Maybe I'll get to be one of these crazies next year?


This ties into my previous thoughts on not knowing why exactly I run. When I think about it, I know that I love aspects of running. I love being out on the trails. I love going on new adventures. I love the people I meet. But I hate other parts of it. I hate what is essentially the bread and butter runs (or maybe just my filler runs, depending on how you look at it)... I hate running in town. I hate being on the roads or on the Greenway or running circles around our little parks. Because the nearest trails are 30+ minute drives away, it is not feasible to go out there daily. And with winter in Wyoming lasting twelve and a half months of the year, trail running isn't an option for a good chunk of the year unless you're game for some major drift-busting. Nothing made me less happy than having to run my 12 mile long run and 8 mile middle-long run in town this week because a traditional May storm hammered our corner of the world. And I hate the weather. I will never run on a treadmill because I find it even more boring and painful than running around town. I take pride in going out in any weather condition, but it wears on you. I didn't mind it early on, but I'm finding right now that I REALLY HATE the wind and the snow.

Anyways... started wandering off-topic a bit. I love some big aspects of running, but hate other parts of it. With the emphasis that some folks put on loving what you're doing, I can't help but wonder if I love it enough. If I thought training for my first 50k/marathon was tough, I can only imagine what training for RATS will be like. There will be a lot more running in town. In the months leading up to the event, there will be lots of runs in shitty weather. I may not even be able start getting trail runs in until less than two months before the race. And I have to wonder... do I love the trails and the adventures and the people enough to get me through the not-fun parts? Will the parts I love be enough to keep me jogging around town and battling the elements to get my miles in for the day?

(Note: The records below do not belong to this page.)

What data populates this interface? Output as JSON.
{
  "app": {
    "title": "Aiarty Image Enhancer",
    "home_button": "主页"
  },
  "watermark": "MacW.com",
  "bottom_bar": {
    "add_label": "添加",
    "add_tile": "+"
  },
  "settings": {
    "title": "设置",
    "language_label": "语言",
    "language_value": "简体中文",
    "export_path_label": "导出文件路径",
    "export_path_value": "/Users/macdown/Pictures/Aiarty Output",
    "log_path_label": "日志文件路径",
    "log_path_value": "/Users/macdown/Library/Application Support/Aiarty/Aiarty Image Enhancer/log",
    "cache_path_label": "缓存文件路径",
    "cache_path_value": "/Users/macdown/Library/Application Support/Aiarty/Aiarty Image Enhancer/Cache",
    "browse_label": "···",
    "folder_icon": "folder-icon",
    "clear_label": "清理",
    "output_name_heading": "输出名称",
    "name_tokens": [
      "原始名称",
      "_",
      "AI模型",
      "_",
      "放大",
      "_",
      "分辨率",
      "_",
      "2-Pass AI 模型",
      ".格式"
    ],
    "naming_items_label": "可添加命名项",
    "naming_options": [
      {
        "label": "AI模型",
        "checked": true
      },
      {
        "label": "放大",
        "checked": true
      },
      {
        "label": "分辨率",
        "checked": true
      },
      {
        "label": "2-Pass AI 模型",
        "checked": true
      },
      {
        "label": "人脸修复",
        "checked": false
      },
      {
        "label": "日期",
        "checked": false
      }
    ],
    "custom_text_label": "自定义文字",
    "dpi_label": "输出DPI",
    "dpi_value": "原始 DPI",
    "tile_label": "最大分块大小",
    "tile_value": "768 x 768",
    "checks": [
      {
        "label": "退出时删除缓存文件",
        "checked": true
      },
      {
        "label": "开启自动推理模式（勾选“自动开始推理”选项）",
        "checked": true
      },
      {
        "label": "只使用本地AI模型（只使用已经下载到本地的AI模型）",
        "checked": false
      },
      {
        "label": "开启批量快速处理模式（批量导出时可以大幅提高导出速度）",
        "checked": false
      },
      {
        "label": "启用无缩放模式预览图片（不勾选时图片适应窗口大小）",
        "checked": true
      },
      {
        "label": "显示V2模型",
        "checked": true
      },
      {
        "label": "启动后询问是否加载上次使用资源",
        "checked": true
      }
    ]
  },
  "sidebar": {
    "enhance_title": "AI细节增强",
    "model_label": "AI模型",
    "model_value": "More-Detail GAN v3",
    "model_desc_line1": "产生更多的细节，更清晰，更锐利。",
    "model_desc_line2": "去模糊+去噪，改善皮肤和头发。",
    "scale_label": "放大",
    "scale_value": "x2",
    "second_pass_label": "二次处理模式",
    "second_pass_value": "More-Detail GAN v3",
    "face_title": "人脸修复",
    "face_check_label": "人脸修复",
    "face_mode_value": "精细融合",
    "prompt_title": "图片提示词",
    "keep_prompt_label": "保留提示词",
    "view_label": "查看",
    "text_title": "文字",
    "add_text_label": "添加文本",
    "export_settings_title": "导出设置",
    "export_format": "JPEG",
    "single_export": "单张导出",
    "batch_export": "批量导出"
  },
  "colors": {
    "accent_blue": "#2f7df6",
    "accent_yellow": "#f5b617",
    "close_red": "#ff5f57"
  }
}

Over the next year, I think I'll find out where my heart lies. Maybe I'll find out whether or not I love running enough to accomplish the things I want to accomplish. Maybe, somewhere along the way, I'll find the answer to why I run (and hopefully it will be a more useful answer than "42".). In the meantime, I am a hair over one month away from my first 50K with the Bighorn 50K and I am 4 months away from my first marathon  (because the maths are hard) with the Beat the Blerch. The train (and training) moves forward, and hopefully there will be some enlightenment along the way.